TO READ the press and, indeed, the comments of many analysts, economic Armageddon is upon us. An economist contact of mine is especially depressing. He thinks we are facing a deeper trough than many believe, with more banks getting into even deeper
trouble. He is particularly uneasy about Icelandic financial institutions and, indeed, some of our brethren across the Atlantic. He also thinks inflation is going to get worse.
His opinions are by no means unique. Certainly, it is now a question of just how deep a recession we are facing, not if we are heading that way.
In the circumstances, where there seem few hiding places, City of London Investment Group might be worth considering.
An emerging markets fund manager, it was formed in 1991 to specialise in "closed" investments funds, investment trusts rather than unit trusts.

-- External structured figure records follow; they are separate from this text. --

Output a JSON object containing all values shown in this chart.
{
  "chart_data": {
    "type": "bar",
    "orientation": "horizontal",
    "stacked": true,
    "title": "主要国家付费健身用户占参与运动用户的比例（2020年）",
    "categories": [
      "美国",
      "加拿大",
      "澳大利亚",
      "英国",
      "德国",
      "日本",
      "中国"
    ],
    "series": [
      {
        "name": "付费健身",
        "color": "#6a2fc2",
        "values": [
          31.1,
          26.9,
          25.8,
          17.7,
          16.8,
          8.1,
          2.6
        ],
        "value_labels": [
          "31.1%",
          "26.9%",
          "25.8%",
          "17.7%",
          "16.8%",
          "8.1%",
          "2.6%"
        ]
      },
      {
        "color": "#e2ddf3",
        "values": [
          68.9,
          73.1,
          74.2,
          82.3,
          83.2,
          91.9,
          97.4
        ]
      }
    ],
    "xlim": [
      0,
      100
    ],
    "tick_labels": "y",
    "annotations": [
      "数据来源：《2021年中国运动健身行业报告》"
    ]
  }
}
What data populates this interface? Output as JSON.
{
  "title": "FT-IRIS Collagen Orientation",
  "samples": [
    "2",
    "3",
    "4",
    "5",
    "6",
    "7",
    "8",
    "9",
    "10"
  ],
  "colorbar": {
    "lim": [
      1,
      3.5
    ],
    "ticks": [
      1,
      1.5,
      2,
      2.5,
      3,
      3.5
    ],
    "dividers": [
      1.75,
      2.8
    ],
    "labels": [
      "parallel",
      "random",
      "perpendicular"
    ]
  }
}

Its first emerging product, The Emerging Markets Country Trust, was launched in September 1991 and City now has a portfolio of such funds, catering for institutional and individual clients.
It does not manage hedge funds nor charge performance fees, and now has something in the region of $5 billion (£2.5bn) of assets under management.
As a result, management fees have risen from £4 million in 2004 to £18.3m last year and are forecast to double again by 2010. The shares offer a yield of 4 per cent and have been almost immune to the blood-letting over the past few months.
Quoted on AIM, the stock is hard to acquire but taking advantage of dull days could prove rewarding in the longer-term.
• The value of your investment could fall and you may get back less than you invested. You should take professional advice if you have any doubt about the suitability of this company for your portfolio.